# which lenses to buy for a nikon d7000



## roaddogg (Mar 25, 2011)

which lenses to buy for a Nikon d7000 for better sharpness and image quality 18-105 mm or 18-55 and 70-300 mmG for the same price


----------



## o hey tyler (Mar 25, 2011)

Well, for the same price, none of them will AF if you're looking for better sharpness and quality. You'd probably be able to find a good vintage lens with great optics for around the same price, but what you're asking is kind of a silly question. You're not going to find great sharpness and quality in the 100 dollar range unless you want to get a cheap 50mm prime that will preform better when stopped down. 

"I really want a car with the performance and luxury and finesse of a Porsche Carerra GT, but I only want to pay 10% of the price. Suggestions?"


----------



## roaddogg (Mar 25, 2011)

i am comparing the sharpness and image quality of both and I don't  say i want the best lens


----------



## o hey tyler (Mar 25, 2011)

I know, and what I am saying is, if your price range is around what you'd pay for a kit lens; you'll get what you pay for. It would be more worthwhile to save for a better lens and use your kit lens for the interim.


----------



## Vinny (Mar 25, 2011)

I have the 18-105 and find it is soft focusing and not so good for some types of shots. I am planning on getting a 35mm prime for sharp shots although I do plan on keeping this lens.

Here's a shot from it, it lacks sharpness and it's at f 11.







I can't say anything about the 18-55 but I would imagine that it's probably on par with the 18-105.

As far as the 70-300, I have the VR version and its a great lens, maybe not up to the 70-200 2.8 standards but it is nice and 1/5 of the price.

Here's a photo from it:


----------



## flatflip (Mar 25, 2011)

roaddogg said:


> which lenses to buy for a Nikon d7000 for better sharpness and image quality 18-105 mm or 18-55 and 70-300 mmG for the same price



To answer your question directly (the way I'd like to be answered), the later. I own the 18-105 and have owned the other two. The 18-55 is the sharpest. The 70-300 G needs a tripod IMHO. The 18-105 needs to be sold on Craigslist.

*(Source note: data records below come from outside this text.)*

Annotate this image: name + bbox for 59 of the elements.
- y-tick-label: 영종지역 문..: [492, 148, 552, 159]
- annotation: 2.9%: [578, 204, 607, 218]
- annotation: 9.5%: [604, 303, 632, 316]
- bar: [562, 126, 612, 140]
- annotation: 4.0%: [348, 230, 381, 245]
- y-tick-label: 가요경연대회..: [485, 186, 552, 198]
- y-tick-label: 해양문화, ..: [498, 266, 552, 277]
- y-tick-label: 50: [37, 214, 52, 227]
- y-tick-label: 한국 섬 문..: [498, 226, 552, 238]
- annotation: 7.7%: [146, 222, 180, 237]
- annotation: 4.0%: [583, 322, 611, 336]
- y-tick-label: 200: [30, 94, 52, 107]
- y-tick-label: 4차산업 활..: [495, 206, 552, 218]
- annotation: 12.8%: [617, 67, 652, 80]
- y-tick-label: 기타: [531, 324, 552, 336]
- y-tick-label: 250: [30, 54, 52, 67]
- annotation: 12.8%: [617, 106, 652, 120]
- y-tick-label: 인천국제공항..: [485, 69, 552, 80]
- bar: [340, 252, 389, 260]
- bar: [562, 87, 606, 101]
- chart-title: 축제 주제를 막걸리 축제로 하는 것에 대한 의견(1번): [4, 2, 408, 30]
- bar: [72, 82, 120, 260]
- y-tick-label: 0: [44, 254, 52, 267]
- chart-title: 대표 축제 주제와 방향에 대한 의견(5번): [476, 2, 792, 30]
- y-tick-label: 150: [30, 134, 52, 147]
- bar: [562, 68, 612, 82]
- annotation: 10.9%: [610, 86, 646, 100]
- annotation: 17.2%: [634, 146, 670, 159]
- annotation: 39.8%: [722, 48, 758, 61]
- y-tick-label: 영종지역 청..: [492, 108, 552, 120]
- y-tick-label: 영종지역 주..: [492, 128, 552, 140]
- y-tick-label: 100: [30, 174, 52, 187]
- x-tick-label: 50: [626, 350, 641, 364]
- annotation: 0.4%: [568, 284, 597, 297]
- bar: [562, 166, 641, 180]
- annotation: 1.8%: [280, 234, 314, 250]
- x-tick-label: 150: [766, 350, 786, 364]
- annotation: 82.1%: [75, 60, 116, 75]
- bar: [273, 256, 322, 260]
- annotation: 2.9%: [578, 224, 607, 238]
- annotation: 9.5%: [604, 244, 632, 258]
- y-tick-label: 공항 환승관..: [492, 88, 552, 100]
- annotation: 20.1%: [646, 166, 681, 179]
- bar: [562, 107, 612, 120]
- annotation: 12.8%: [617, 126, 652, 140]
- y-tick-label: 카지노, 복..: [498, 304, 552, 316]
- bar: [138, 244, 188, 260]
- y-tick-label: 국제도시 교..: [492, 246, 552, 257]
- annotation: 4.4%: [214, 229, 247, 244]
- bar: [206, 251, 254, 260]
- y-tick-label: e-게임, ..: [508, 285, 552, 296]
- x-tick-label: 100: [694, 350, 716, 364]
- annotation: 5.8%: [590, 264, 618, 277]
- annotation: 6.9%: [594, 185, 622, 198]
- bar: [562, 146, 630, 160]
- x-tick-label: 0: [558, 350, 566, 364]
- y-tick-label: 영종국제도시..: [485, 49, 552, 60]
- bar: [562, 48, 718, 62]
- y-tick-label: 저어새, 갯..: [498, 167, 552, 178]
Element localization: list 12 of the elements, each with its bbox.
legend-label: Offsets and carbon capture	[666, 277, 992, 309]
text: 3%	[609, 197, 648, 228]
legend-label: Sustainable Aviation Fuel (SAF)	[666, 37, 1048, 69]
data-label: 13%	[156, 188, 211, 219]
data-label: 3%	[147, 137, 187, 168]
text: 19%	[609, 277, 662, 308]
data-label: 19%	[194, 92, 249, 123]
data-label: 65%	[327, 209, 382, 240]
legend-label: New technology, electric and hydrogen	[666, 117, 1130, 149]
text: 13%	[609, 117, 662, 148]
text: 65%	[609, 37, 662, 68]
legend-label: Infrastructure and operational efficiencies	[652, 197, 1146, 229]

I just need to find me a good zoom first.


----------



## flatflip (Mar 25, 2011)

o hey tyler said:


> It would be more worthwhile to save for a better lens and use your kit lens for the interim.



Any suggestions? Anyone?

Not trying to highjack this thread but I have a similar problem. I'm using the kit lens until I find the right  / better replacement. I want a zoom with a good range like the 18-55 but faster and sharper. I'm guessing I'll have to spend $500?


----------



## DirtyDFeckers (Mar 26, 2011)

flatflip said:


> o hey tyler said:
> 
> 
> > It would be more worthwhile to save for a better lens and use your kit lens for the interim.
> ...



Try $1500.  The nikon 17-55 f/2.8 is amazing, but expensive.  People think that they can buy a 300 dollar lens that will perform the same as a 2000 dollar lens.  YOU GET WHAT YOU PAY FOR.


----------



## Ginu (Mar 26, 2011)

roaddogg said:


> which lenses to buy for a Nikon d7000 for better sharpness and image quality 18-105 mm or 18-55 and 70-300 mmG for the same price



18-105 - cheap kit lens good for sale 
15-55 - nice but slow at times and demands light
70-300 - telephoto lens without VR 

All those lens are pretty basic entry level cheapies and none will give you the best sharpness and image quality. For best image quality you need to drop way more $. Another way to get good lens is to buy used older lens which sell for much cheaper than new, but again they will still be around the 400-500+ price range.
Use your kit lens and invest in a prime 35 or 50mm along with a flash and save money for good glass. By the time you get enough to buy a new lens I bet you will know exactly what kind of lens you're missing or needing.


----------



## RockstarPhotography (Mar 26, 2011)

Nikons 35-70 2.8 af lens was a staple for nikon from 1984 until 2006.  They can be found for under 500.  You don't always have to buy the latest, greatest glass to get good optics.  It won't have all the bells and whistles such as VR.  But from what I understand, its a good, solid, sharp lens.  I'm getting one this week.


----------



## ausemmao (Mar 26, 2011)

flatflip said:


> o hey tyler said:
> 
> 
> > It would be more worthwhile to save for a better lens and use your kit lens for the interim.
> ...



That is one where you don't need to spend $1500 to get an improvement.
The Tamron 17-50 f2.8 is what you're looking for. It's slightly wider than the Nikon 17-55, and loses a bit at the long end. It's just as sharp through the entire frame (from reports from reviews and comparison with my 70-200) fairly quick focusing, colours and contrast are great, and it's a third of the price of the Nikon new. 




Grand Union St. Mary's by ausemmao, on Flickr

Taken with the Tamron.


----------



## flatflip (Mar 26, 2011)

ausemmao said:


> flatflip said:
> 
> 
> > o hey tyler said:
> ...



For $459 at Amazon, I think thats what I'm looking for. Thanks


----------



## flatflip (Mar 26, 2011)

That answers my question.

I think the OP's question is; What is "better"? The 18-105? Or the 18-55 AND the 70-300 G? (for the same price)


----------